A friend of mine, the younger son of a great landed family of the
province of Anjou, was captain of a company almost exclusively composed
of peasants of his native region; he loved them as if they were his
children, and they would follow him anywhere. The little company, almost
to a man, was wiped out in the battles round Verdun. In a letter I
received from this officer, a few days before his death, he related this
anecdote. His company was waiting, in a new trench in a new region, for
the Germans to attack. Suddenly the tension was relieved by a fierce
little discussion carried on entirely in whispers. His soldiers appeared
to be studying the earth of the trench. "What's the trouble about?" he
asked. Came the answer, "They are quarreling as to whether the earth of
this trench would best support cabbages or turnips."

It is rare to find a French workman (ouvrier) in the trenches. They have
all been taken out and sent home to make shells.
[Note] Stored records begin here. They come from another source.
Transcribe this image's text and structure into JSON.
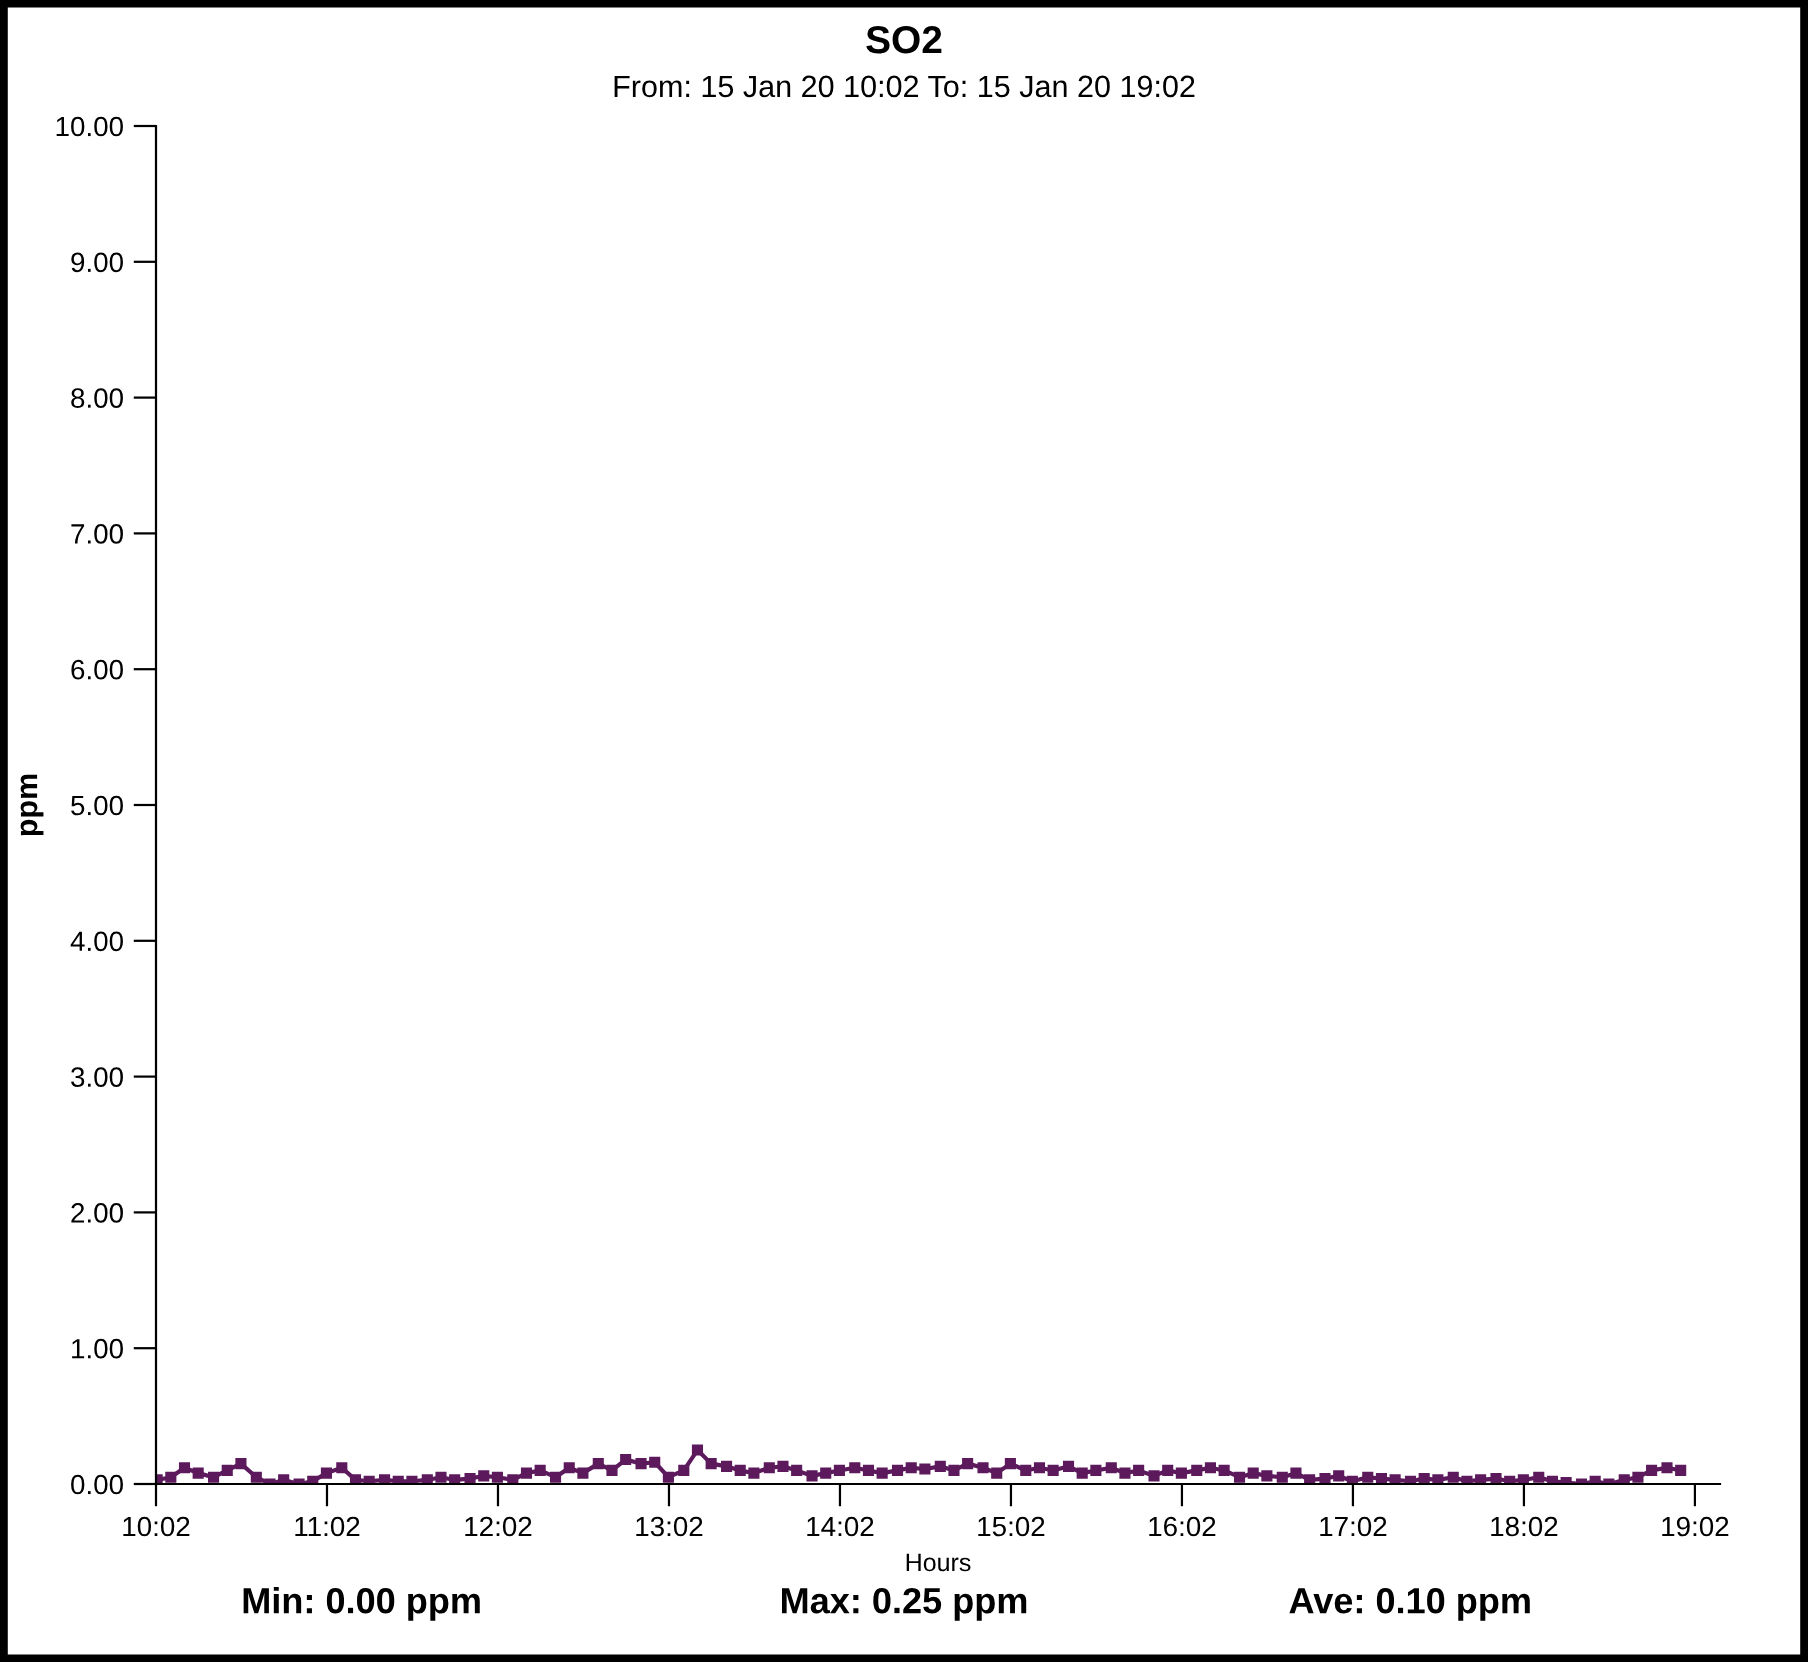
{
  "chart_data": {
    "type": "line",
    "title": "SO2",
    "subtitle": "From: 15 Jan 20 10:02 To: 15 Jan 20 19:02",
    "xlabel": "Hours",
    "ylabel": "ppm",
    "x": [
      10.04,
      10.12,
      10.2,
      10.28,
      10.37,
      10.45,
      10.53,
      10.62,
      10.7,
      10.78,
      10.87,
      10.95,
      11.03,
      11.12,
      11.2,
      11.28,
      11.37,
      11.45,
      11.53,
      11.62,
      11.7,
      11.78,
      11.87,
      11.95,
      12.03,
      12.12,
      12.2,
      12.28,
      12.37,
      12.45,
      12.53,
      12.62,
      12.7,
      12.78,
      12.87,
      12.95,
      13.03,
      13.12,
      13.2,
      13.28,
      13.37,
      13.45,
      13.53,
      13.62,
      13.7,
      13.78,
      13.87,
      13.95,
      14.03,
      14.12,
      14.2,
      14.28,
      14.37,
      14.45,
      14.53,
      14.62,
      14.7,
      14.78,
      14.87,
      14.95,
      15.03,
      15.12,
      15.2,
      15.28,
      15.37,
      15.45,
      15.53,
      15.62,
      15.7,
      15.78,
      15.87,
      15.95,
      16.03,
      16.12,
      16.2,
      16.28,
      16.37,
      16.45,
      16.53,
      16.62,
      16.7,
      16.78,
      16.87,
      16.95,
      17.03,
      17.12,
      17.2,
      17.28,
      17.37,
      17.45,
      17.53,
      17.62,
      17.7,
      17.78,
      17.87,
      17.95,
      18.03,
      18.12,
      18.2,
      18.28,
      18.37,
      18.45,
      18.53,
      18.62,
      18.7,
      18.78,
      18.87,
      18.95
    ],
    "series": [
      {
        "color": "#5c1a5c",
        "values": [
          0.03,
          0.05,
          0.12,
          0.08,
          0.05,
          0.1,
          0.15,
          0.05,
          0.0,
          0.03,
          0.0,
          0.02,
          0.08,
          0.12,
          0.03,
          0.02,
          0.03,
          0.02,
          0.02,
          0.03,
          0.05,
          0.03,
          0.04,
          0.06,
          0.05,
          0.03,
          0.08,
          0.1,
          0.05,
          0.12,
          0.08,
          0.15,
          0.1,
          0.18,
          0.15,
          0.16,
          0.05,
          0.1,
          0.25,
          0.15,
          0.13,
          0.1,
          0.08,
          0.12,
          0.13,
          0.1,
          0.06,
          0.08,
          0.1,
          0.12,
          0.1,
          0.08,
          0.1,
          0.12,
          0.11,
          0.13,
          0.1,
          0.15,
          0.12,
          0.08,
          0.15,
          0.1,
          0.12,
          0.1,
          0.13,
          0.08,
          0.1,
          0.12,
          0.08,
          0.1,
          0.06,
          0.1,
          0.08,
          0.1,
          0.12,
          0.1,
          0.05,
          0.08,
          0.06,
          0.05,
          0.08,
          0.03,
          0.04,
          0.06,
          0.02,
          0.05,
          0.04,
          0.03,
          0.02,
          0.04,
          0.03,
          0.05,
          0.02,
          0.03,
          0.04,
          0.02,
          0.03,
          0.05,
          0.02,
          0.01,
          0.0,
          0.02,
          0.0,
          0.03,
          0.05,
          0.1,
          0.12,
          0.1
        ]
      }
    ],
    "xlim": [
      10.0333,
      19.18
    ],
    "xticks": [
      {
        "value": 10.0333,
        "label": "10:02"
      },
      {
        "value": 11.0333,
        "label": "11:02"
      },
      {
        "value": 12.0333,
        "label": "12:02"
      },
      {
        "value": 13.0333,
        "label": "13:02"
      },
      {
        "value": 14.0333,
        "label": "14:02"
      },
      {
        "value": 15.0333,
        "label": "15:02"
      },
      {
        "value": 16.0333,
        "label": "16:02"
      },
      {
        "value": 17.0333,
        "label": "17:02"
      },
      {
        "value": 18.0333,
        "label": "18:02"
      },
      {
        "value": 19.0333,
        "label": "19:02"
      }
    ],
    "ylim": [
      0,
      10
    ],
    "yticks": [
      {
        "value": 0,
        "label": "0.00"
      },
      {
        "value": 1,
        "label": "1.00"
      },
      {
        "value": 2,
        "label": "2.00"
      },
      {
        "value": 3,
        "label": "3.00"
      },
      {
        "value": 4,
        "label": "4.00"
      },
      {
        "value": 5,
        "label": "5.00"
      },
      {
        "value": 6,
        "label": "6.00"
      },
      {
        "value": 7,
        "label": "7.00"
      },
      {
        "value": 8,
        "label": "8.00"
      },
      {
        "value": 9,
        "label": "9.00"
      },
      {
        "value": 10,
        "label": "10.00"
      }
    ],
    "marker": "square",
    "grid": false,
    "legend": false,
    "annotations": [
      "Min: 0.00 ppm",
      "Max: 0.25 ppm",
      "Ave: 0.10 ppm"
    ]
  }
}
The little group to which I was most attached, and for whose hospitality
and friendly greeting I shall always be a debtor, consisted of Belin, a
railroad clerk; Bonnefon, a student at the Ecole des Beaux-Arts; Magne,
a village schoolmaster in the Dauphine; and Gretry, proprietor of a
butcher's shop in the Latin Quarter of Paris. Belin and Magne had
violins which they left in the care of a cafe-keeper in the village, and
used to play on them just before dinner. The dinner was served in the
house of the village woman who prepared the food of these four, for
sous-officiers are entitled to eat by themselves if they can find any
one kind enough to look after the cooking. If they can't, then they have
to rely entirely on the substantial but hardly delicious cuisine of
their regimental cuistot. However, at this village, Madame Brun, the
widow of the local carpenter, had offered to take the popotte, as the
French term an officer's mess. We ate in a room half parlor, half
bedchamber, decorated exclusively with holy pictures. This was a good
specimen menu--bread, vermicelli soup, apple fritters, potato salad,
boiled beef, red wine, and coffee. Of this dinner, the Government
furnished the potatoes, the bread, the meat, the coffee, the wine, and
the condiments; private purses paid for the fritters, the vermicelli,
and the bits of onion in the salad. Standing round their barns the
private soldiers were having a tasty stew of meat and potatoes cooked by
the field kitchen, bread, and a cupful of boiled lentils (known in the
army as "edible bedbugs"), all washed down with the army pinard, or red
wine.

This village in which the troops were lodged revealed in an interesting
way the course of French history. Across the river on a rise was a cross
commemorating the victory of the Emperor Jo vin over the invading
Germans in 371, and sunken in the bed of the Moselle were still seen
lengths of Roman dikes. The heart of the village, however, was the
corpse of a fourteenth-century castle which Richelieu had dismantled in
1630. Its destiny had been a curious one. Dismantled by Richelieu,
sacked in the French Revolution, it had finally become a kind of
gigantic mediaeval apartment house for the peasants of the region. The
salle d'honneur was cut up into little rooms, the room of the seigneur
became a haymow, and the cellars of the towers were used to store
potatoes in. About twenty little chimneys rose over the old, dilapidated
battlements. A haymow in this castle was the most picturesque thing I
ever saw in a cantonment. It was the wreck of a lofty and noble
fifteenth-century room, the ceiling, still a rich red brown, was
supported on beautiful square beams, and a cross-barred window of the
Renaissance, of which only the stonework remained, commanded a fine view
over the river. The walls of the room were of stone, whitewashed years
before, and the floor was an ordinary barn floor made of common planks
and covered with a foot of new, clean hay. In the center of the southern
wall was a Gothic fireplace, still black and ashy within. On the corners
of this mantel hung clusters of canteens, guns were stacked by it, and a
blue overcoat was rolled up at its base. An old man, the proprietor of
the loft, followed us up, made signs that he was completely deaf, and
traced in the dust on the floor the date, 1470.